Lakers-Guard Bryant: "Ein großer Schritt für uns"

"Das war ein großer Schritt für uns", freute sich Bryant. Der MVP der Regular Season ("wertvollster Spieler") hatte mit 28 Punkten entscheidenden Anteil am Auswärtssieg. "Heute haben wir deutlich besser gespielt als beim ersten Mal in dieser Halle", so Bryant. Am vergangenen Sonntag hatten die Lakers bei den Spurs 84:103 verloren.

"Die Lakers haben gut verteidigt", sagte Spurs-Spielmacher Tony Parker, der 23 Punkte erreicht hatte. Problematischer sei jedoch etwas Anderes gewesen, so der Franzose: "Wir haben viele einfache Würfe vergeben, vor allem Korbleger. Wir sind niemals in unseren Rhythmus gekommen."

Bester Werfer der Partie war Tim Duncan. Der Spurs-Forward erzielte 29 Punkte und holte 17 Rebounds. Wie Parker kam auch San Antonios Reserve-Guard Brent Barry auf 23 Punkte. Der 36-Jährige war an einer brisanten Szene direkt beteiligt.

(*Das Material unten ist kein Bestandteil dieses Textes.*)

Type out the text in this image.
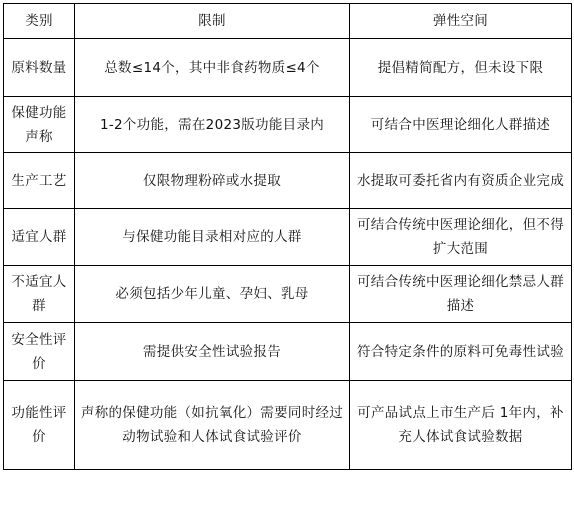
类别	限制	弹性空间
原料数量	总数≤14个，其中非食药物质≤4个	提倡精简配方，但未设下限
保健功能声称	1-2个功能，需在2023版功能目录内	可结合中医理论细化人群描述
生产工艺	仅限物理粉碎或水提取	水提取可委托省内有资质企业完成
适宜人群	与保健功能目录相对应的人群	可结合传统中医理论细化，但不得扩大范围
不适宜人群	必须包括少年儿童、孕妇、乳母	可结合传统中医理论细化禁忌人群描述
安全性评价	需提供安全性试验报告	符合特定条件的原料可免毒性试验
功能性评价	声称的保健功能（如抗氧化）需要同时经过动物试验和人体试食试验评价	可产品试点上市生产后 1年内，补充人体试食试验数据
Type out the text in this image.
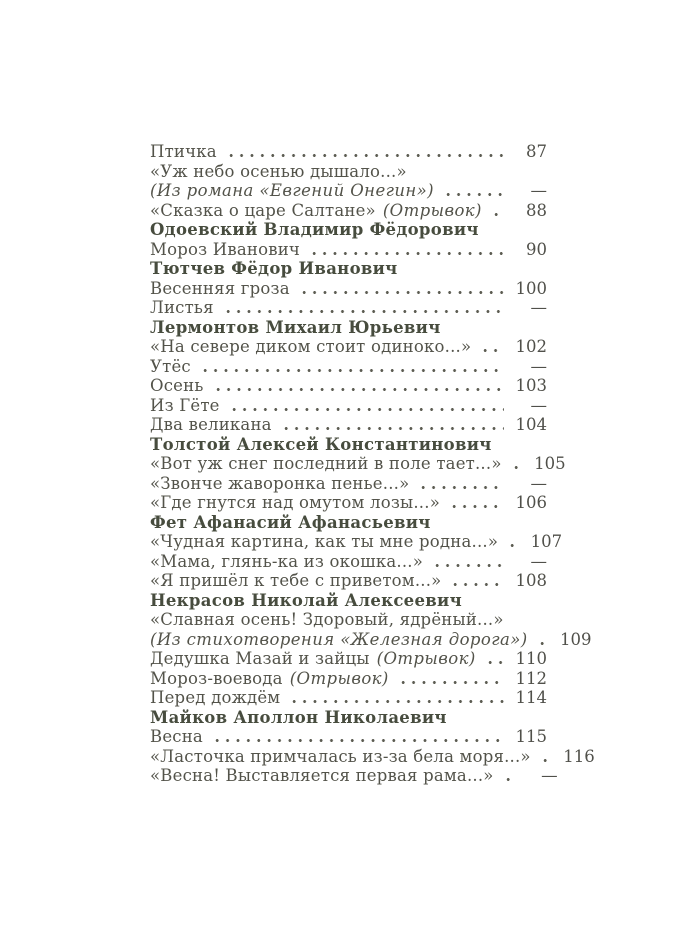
Птичка	87
«Уж небо осенью дышало...»
(Из романа «Евгений Онегин»)	—
«Сказка о царе Салтане» (Отрывок)	88
Одоевский Владимир Фёдорович
Мороз Иванович	90
Тютчев Фёдор Иванович
Весенняя гроза	100
Листья	—
Лермонтов Михаил Юрьевич
«На севере диком стоит одиноко...»	102
Утёс	—
Осень	103
Из Гёте	—
Два великана	104
Толстой Алексей Константинович
«Вот уж снег последний в поле тает...»	105
«Звонче жаворонка пенье...»	—
«Где гнутся над омутом лозы...»	106
Фет Афанасий Афанасьевич
«Чудная картина, как ты мне родна...»	107
«Мама, глянь-ка из окошка...»	—
«Я пришёл к тебе с приветом...»	108
Некрасов Николай Алексеевич
«Славная осень! Здоровый, ядрёный...»
(Из стихотворения «Железная дорога»)	109
Дедушка Мазай и зайцы (Отрывок)	110
Мороз-воевода (Отрывок)	112
Перед дождём	114
Майков Аполлон Николаевич
Весна	115
«Ласточка примчалась из-за бела моря...»	116
«Весна! Выставляется первая рама...»	—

Eine Sekunde vor der Schlusssirene war Barry zu einem Dreier hochgestiegen, wurde von Lakers-Guard Derek Fisher berührt und vergab mit einem Fehlwurf die Chance zum 94:93-Sieg.

"Wenn ich Schiedsrichter gewesen wäre, hätte ich auch kein Foul gegeben", zeigte sich Spurs-Coach Gregg Popovich als fairer Verlierer. So sah es auch Routinier Barry: "Das kann man vielleicht in der Regular Season pfeifen, aber sicherlich nicht in einem Conference-Finale."

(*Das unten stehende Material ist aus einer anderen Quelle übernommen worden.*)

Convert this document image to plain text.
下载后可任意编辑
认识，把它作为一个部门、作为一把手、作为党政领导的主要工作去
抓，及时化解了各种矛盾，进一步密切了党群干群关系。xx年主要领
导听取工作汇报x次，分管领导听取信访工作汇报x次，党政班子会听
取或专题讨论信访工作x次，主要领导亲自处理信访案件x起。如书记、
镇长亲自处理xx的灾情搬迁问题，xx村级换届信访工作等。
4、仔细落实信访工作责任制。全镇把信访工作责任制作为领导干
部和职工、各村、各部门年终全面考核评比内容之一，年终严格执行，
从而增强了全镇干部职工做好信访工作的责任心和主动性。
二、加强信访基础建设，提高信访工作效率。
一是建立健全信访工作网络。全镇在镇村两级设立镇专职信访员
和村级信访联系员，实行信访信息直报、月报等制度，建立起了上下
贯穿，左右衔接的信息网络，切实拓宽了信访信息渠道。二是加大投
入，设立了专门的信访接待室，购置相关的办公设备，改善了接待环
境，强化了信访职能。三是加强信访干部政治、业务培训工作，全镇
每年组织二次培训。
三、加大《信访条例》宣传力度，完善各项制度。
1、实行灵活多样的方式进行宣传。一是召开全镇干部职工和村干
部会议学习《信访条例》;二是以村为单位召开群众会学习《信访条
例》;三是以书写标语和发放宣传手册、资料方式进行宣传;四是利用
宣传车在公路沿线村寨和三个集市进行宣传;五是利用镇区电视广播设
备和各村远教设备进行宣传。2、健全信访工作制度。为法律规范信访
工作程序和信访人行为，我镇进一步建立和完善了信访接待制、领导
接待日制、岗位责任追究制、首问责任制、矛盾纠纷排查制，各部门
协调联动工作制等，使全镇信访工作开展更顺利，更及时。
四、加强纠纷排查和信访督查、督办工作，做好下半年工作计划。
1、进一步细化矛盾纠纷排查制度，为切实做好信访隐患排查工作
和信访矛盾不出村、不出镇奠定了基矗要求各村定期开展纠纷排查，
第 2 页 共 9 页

Die Lakers, letztmalig 2004 im NBA-Finale (1:4 gegen Detroit) führten die gesamte Spielzeit, zeitweilig mit 14 Punkten Vorsprung. Bei den Spurs, die erstmals in den laufenden Playoffs ein Heimspiel verloren, hatte Shooting Guard Manu Ginobili einen ganz schwachen Tag erwischt: Der Argentinier traf nur zwei seiner acht Würfe aus dem Feld und musste sich mit sieben Punkten begnügen.

Hinter Bryant folgten bei den Lakers die Forwards Lamar Odom (16 Punkte) und Vladimir Radmanovic (11). Pau Gasol kam auf jeweils zehn Punkte und Rebounds. Der Spanier spielte erneut Center für den verletzten Andrew Bynum. Lakers-Coach Phil Jackson strahlte: "Unser Einsatz war wunderbar, wir sind nach der ersten Niederlage aufgestanden und zurückgekommen."

In der Finalserie der Eastern Conference kann Rekordmeister Boston (16 Titel) am heutigen Mittwochabend mit einem Sieg gegen die Pistons 3:2 in Führung gehen. Spiel sechs wird am kommenden Freitag in Detroit ausgetragen. In der eventuell nötigen siebten Partie hätten die Celtics am kommenden Sonntag Heimrecht.